Ecz. Mehmet Selim HALICI

 

 

 Malum üniversite tercihleri başladı.
 Eczacılık Fakültesi seçecek arkadaşlar geleceğimizin meslektaşı olacaklar. Eczaneme bu aralar genç arkadaşlar tercih konusunda danışmak için geliyorlar. Düşündüm bir ağabeyleri olarak yardımcı olayım istedim, ne de olsa büyük umutlarla eczacı olacaklar…
Evet Eczacı olacaklar…
Ya sonra?
Sonra zaten yol ikiye ayrılıyor; eczane açmak ve diğerleri…

Diğerlerinden kastım Sağlık Bakanlığı, SGK gibi memuriyet veya özel sektördeki Eczacılıklar. Bunlar maddi anlamda eczane eczacılığına göre pek tatmin etmeyebilir, etse bile o diğerlerini seçmek zaten çok da kolay değil hele ki yüksek mevkilerde tanıdık yoksa, o yüksek mevkilere gelmek pek de mümkün değil.
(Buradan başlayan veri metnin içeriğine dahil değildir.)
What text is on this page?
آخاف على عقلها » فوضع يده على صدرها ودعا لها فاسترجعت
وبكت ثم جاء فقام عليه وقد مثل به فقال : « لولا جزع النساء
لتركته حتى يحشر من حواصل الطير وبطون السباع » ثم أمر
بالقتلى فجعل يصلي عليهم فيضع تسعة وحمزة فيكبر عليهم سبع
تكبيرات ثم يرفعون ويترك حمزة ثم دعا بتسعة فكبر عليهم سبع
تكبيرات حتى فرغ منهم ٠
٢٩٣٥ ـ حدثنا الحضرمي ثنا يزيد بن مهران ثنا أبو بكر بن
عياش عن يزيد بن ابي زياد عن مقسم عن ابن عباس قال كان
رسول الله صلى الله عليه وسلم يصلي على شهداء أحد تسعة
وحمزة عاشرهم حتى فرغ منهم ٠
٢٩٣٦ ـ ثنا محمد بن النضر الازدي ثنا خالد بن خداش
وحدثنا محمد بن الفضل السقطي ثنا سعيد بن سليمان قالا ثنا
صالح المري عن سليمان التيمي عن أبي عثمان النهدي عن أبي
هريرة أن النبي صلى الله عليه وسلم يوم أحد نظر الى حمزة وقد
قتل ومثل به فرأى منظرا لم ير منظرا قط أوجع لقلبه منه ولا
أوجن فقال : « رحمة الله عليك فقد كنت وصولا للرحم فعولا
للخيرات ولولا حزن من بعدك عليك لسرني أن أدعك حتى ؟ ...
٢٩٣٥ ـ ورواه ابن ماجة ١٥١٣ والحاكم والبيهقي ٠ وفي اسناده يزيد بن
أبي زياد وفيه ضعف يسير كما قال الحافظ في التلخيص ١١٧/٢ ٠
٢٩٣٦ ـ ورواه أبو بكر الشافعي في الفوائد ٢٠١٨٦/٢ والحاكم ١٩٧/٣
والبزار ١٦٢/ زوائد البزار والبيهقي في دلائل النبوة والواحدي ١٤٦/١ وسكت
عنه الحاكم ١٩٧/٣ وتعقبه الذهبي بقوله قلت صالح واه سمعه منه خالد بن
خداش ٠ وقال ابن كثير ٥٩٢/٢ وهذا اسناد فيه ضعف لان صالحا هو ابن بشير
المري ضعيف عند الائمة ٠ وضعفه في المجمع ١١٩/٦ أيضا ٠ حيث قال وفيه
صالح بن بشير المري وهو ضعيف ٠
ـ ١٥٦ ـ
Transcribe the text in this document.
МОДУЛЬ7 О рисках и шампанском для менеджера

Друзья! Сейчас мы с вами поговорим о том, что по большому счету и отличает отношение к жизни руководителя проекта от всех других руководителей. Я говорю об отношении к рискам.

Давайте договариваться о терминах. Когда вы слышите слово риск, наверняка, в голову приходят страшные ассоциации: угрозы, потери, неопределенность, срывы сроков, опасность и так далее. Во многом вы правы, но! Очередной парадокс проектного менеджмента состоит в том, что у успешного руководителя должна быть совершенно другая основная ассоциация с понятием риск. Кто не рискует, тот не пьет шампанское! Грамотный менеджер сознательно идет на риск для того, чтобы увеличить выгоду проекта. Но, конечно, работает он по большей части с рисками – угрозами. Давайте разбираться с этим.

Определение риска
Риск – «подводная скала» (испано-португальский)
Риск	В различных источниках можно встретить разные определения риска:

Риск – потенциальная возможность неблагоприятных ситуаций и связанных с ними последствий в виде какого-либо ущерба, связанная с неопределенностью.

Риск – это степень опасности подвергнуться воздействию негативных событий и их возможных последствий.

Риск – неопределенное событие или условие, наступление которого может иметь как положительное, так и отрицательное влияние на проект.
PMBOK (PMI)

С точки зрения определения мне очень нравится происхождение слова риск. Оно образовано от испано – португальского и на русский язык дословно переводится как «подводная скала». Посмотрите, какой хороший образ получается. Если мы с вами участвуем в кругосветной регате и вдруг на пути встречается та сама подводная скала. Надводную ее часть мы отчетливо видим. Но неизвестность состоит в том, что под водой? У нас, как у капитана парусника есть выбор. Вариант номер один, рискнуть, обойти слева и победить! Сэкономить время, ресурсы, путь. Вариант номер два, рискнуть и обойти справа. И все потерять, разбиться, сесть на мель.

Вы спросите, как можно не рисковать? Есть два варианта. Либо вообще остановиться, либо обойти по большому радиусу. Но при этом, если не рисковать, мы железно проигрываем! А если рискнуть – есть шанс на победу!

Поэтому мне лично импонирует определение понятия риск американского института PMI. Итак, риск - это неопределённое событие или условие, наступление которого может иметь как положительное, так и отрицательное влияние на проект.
Zaten torpil olayı bizim ülkeye has bir şey herhalde…

 

Eczane eczacısı olmak diğerlerine göre daha aksiyonlu gibi, en azından ben öyle düşünüyorum...
Diyelim ki siz de benim gibi eczane açacaksınız… Çok güzel, kendi işinizin patronu olacaksınız, halka amme hizmeti vereceksiniz ama durun bakalım öyle her istediğiniz hemen olacak diye bir şey yok, öyle her yere açamazsınız eczaneyi, yeni yasa çıktı haberiniz yoktur belki. Nüfusa göre bir bakalım acaba hangi taşrada boş yer kalmış. Size göre bir 3500 kişi bulabilecek miyiz acaba?? Büyük şehirlerden umudu kesin zaten. 4,5 milyon nüfuslu Ankara’da 2 bin küsur eczane var. Evet eczane sayısı nüfustan fazla, ya da nüfus eczane sayısına göre az, tabi matematik yalan söylemez en az 3 çocuk yapın diye boşa konuşmuyor büyükler. Hep sizi düşündüklerinden, siz de eczane açabilesiniz diye. Hatta sizi o kadar düşünüyorlar ki işsiz kalmayın diye zincir eczaneler kurup içinde sadece Eczacıları istihdam etmeyi bile düşündüler... Neyse bunları hep söylüyorlar biz yolumuza bakalım…
Hadi size bir kıyak yapayım başkentte eczane açmak isterseniz nüfusa göre eczane sayısı az olan bir iki ilçe var onu yazayım; mesela Etimesgut, Mamak, Bala... Onun dışında pek yok gibi. 3500 kişilik bir yer bulup eczaneyi açtınız mı? Hayırlı olsun, açana kadar TEB’di Oda’ydı SGK’ydı İl Sağlık, belediye vs. derken güzel har(a)çlar verirsiniz, ama ekmeden biçilmez değil mi...
Eczaneyi açarsınız, sonra piyasada ilaç bulamazsınız. Niye mi? Dünya’nın en pahalı benzinin satıldığı ülkemde ilaç fiyatları en ucuz ülkeden de ucuz olduğu için belki de. Neyse artık bulduğunuz kadar satarsınız ne yapalım biz üretecek değiliz ya ilaçları. Topu topu kaç tane yerli ilaç firması kaldı ki? Bir elin parmaklarını geçer mi acaba? İlaç bulamadıkça depolarla kavga edersiniz, sonra dersiniz ki fazlaca alayım sonra bulamıyorum. Stok yaparsınız bu sefer de o stoklar satılmaz, ilaçların miadı yaklaşır bu sefer depo iade almaz. Ha bu arada o stoklar sürekli rafta erir gider, niye mi? Her cuma ilaç fiyatları düşüyor da ondan, ama sizin haberiniz yoktur. Niyeyse sadece SGK’nın ödedikleri düşer, diğerleri de sürekli zam alır. Her şekilde hasta istediğine ulaşamaz duruma gelir. Bakarsınız reçeteyle verilen ilaçtan para kazanamıyorsunuz ilaç dışı ürünlere girersiniz, medikal satarsınız. Bu arada beş sene boyunca,  medikal satmak için Eczacılık okumanıza gerek yok. Şimdiden açın medikalciyi ilerde eczacı olunca ilaç da koyarsınız. Yok ben kozmetik satacağım eczanemde, medikalle uğraşmam derseniz onun için de okumaya gerek yok. Siz açın kozmetik dükkanını,  ilerde diplomayı alınca ilaç da koyarsınız. Tek dezavantaj kapanış saatiniz biraz erkene sabitlenir ama olsun ilaç satacaksınız ya onu oradan çıkarırsınız artık…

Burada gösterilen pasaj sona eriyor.